«Serve fare qualcosa. Ho scritto una lettera alla Uefa chiedendo di avere un dialogo costruttivo su quanto abbiamo visto fare ad altre squadre. Quando guardiamo ad alcune sanzioni o alla scarsità di pene inflitte, il mio punto di vista è: perché mi sto preoccupando del Financial Fair Play, non è meglio prendere dodici milioni di euro di multa e accettarla?»

Questa è la considerazione espressa dal presidente della Roma James Pallotta in una lettera - riportata da "Il Romanista" - inviata ai vertici Uefa per chieder conto del Fair Play Finanziario e delle modalità con cui viene gestita e valutata la sua applicazione.

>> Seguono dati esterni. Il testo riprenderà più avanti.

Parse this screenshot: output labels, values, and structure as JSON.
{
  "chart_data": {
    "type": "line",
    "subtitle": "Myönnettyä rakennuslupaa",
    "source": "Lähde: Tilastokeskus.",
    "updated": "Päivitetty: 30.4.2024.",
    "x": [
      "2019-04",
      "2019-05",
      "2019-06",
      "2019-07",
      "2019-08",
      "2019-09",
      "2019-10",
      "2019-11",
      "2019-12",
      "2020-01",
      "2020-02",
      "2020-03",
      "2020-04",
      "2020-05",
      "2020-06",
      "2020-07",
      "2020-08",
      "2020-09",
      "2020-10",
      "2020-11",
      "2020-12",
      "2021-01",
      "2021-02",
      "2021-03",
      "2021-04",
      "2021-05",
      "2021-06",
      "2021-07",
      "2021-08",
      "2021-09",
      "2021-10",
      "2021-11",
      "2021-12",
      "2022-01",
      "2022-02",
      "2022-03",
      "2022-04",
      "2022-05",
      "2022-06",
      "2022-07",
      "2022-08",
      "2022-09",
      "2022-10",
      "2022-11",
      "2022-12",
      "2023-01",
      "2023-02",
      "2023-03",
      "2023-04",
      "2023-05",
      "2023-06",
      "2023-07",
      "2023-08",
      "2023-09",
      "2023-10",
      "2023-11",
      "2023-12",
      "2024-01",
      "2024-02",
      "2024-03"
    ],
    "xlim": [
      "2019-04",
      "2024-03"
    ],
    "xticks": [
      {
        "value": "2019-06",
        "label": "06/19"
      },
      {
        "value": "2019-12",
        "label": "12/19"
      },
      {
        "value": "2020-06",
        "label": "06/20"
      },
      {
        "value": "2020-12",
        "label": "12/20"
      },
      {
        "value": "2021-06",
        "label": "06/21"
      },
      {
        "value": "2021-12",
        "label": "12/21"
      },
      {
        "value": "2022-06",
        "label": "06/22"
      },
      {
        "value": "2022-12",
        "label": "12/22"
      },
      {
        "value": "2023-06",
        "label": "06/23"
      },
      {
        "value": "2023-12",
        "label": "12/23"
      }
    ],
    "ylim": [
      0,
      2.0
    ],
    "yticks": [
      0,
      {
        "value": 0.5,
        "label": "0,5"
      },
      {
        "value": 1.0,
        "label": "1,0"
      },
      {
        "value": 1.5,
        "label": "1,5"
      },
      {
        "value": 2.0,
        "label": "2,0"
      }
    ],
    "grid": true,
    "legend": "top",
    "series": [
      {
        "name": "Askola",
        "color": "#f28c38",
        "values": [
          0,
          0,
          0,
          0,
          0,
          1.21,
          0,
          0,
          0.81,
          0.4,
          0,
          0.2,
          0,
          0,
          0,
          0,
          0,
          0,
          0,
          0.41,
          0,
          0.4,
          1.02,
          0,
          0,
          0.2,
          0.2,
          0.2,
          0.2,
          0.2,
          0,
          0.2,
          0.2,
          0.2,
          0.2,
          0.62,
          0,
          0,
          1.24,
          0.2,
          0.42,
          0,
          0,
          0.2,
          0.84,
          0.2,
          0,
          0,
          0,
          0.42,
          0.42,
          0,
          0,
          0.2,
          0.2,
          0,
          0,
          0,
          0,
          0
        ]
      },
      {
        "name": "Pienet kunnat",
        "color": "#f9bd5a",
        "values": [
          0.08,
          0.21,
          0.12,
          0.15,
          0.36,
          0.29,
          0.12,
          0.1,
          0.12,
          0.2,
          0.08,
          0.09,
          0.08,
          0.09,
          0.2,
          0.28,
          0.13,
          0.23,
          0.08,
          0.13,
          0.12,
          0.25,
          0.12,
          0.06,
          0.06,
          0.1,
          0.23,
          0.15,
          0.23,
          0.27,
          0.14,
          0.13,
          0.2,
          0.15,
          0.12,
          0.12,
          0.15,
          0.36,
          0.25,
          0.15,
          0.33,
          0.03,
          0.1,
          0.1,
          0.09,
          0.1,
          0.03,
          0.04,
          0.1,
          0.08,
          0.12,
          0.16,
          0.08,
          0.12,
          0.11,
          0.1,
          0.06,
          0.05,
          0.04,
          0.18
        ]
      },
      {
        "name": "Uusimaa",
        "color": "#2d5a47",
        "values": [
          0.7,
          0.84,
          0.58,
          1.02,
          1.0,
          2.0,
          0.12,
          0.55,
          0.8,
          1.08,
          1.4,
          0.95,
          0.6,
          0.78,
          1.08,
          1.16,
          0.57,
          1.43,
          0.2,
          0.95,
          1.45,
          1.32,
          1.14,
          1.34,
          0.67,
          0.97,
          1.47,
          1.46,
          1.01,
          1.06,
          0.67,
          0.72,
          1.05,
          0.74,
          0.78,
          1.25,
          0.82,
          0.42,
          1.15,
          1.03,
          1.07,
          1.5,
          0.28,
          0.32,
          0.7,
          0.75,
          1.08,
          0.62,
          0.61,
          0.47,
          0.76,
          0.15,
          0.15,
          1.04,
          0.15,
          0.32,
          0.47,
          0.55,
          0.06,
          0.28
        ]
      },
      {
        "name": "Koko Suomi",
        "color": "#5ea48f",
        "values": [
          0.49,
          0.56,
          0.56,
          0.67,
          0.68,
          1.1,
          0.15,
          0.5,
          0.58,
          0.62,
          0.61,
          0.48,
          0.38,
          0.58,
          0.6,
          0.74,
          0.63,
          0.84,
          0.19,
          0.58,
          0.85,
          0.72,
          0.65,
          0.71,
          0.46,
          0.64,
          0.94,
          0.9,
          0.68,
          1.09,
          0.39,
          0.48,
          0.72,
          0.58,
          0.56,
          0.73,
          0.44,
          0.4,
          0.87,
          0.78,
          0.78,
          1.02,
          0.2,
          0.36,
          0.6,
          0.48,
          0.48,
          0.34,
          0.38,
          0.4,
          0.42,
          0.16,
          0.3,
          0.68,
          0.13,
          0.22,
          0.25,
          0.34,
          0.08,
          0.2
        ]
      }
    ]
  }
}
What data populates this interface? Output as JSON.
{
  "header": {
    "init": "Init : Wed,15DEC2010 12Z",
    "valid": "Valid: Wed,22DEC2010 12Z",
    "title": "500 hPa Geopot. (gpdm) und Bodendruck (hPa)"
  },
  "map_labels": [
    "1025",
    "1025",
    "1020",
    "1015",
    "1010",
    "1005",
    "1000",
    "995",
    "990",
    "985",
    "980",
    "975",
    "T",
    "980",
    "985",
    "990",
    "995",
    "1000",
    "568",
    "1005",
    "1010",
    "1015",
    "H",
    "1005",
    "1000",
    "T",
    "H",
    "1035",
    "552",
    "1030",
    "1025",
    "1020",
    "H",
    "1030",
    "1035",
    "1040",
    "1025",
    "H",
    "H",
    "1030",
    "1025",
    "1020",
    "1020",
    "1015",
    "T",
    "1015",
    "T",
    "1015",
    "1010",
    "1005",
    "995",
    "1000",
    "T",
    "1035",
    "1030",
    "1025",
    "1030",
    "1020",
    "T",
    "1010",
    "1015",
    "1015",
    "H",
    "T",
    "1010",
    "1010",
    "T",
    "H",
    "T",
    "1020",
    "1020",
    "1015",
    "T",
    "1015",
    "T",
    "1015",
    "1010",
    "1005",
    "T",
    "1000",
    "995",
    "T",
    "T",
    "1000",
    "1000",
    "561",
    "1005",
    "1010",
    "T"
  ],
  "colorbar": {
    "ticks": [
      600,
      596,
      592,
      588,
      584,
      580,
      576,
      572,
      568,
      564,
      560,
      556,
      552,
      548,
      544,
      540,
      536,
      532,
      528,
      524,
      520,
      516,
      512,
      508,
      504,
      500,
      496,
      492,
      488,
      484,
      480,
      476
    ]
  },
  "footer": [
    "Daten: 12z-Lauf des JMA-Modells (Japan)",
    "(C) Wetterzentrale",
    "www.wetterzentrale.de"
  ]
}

Una lettera immotivata? Per nulla. A causa del FPF, la Roma - e così altre squadre - ha dovuto rinunciare ad alcuni dei suoi giocatori simbolo per rispettare i paletti inflitti dall'Uefa su pareggio di bilancio, rapporto monte ingaggi/fatturato, finanziamenti. Altre società, colte in fallo, non sembrano essersi date pena di seguire le regole, ricorrendo anche ad operazioni fittizie o camuffate, false sponsorizzazioni...

Quindi, perché alcuni dovrebbero rispettare le regole se altri invece non lo fanno?

Dal punto di vista delle penalità, in fondo, non sembrerebbero esserci neppure grossi problemi. Infatti, se ignorare le regole può costare una multa da 10 o 20 milioni per mettere però in piedi una squadra che può garantire l'ingresso in Champions League, è conveniente farlo, visto che solo la partecipazione al torneo di qualificazione porta nelle casse di una società perlomeno circa 30 milioni di euro.

E c'è da credere che scrivendo quella lettera Pallotta non abbia pensato proprio al Milan che, nonostante sia nelle more del FPF, solo nello scorso mercato di Gennaio ha speso oltre 70 milioni di euro, di cui la metà in pronta cassa, per rinforzare la squadra. Siamo sicuri che così si rispetti il FPF?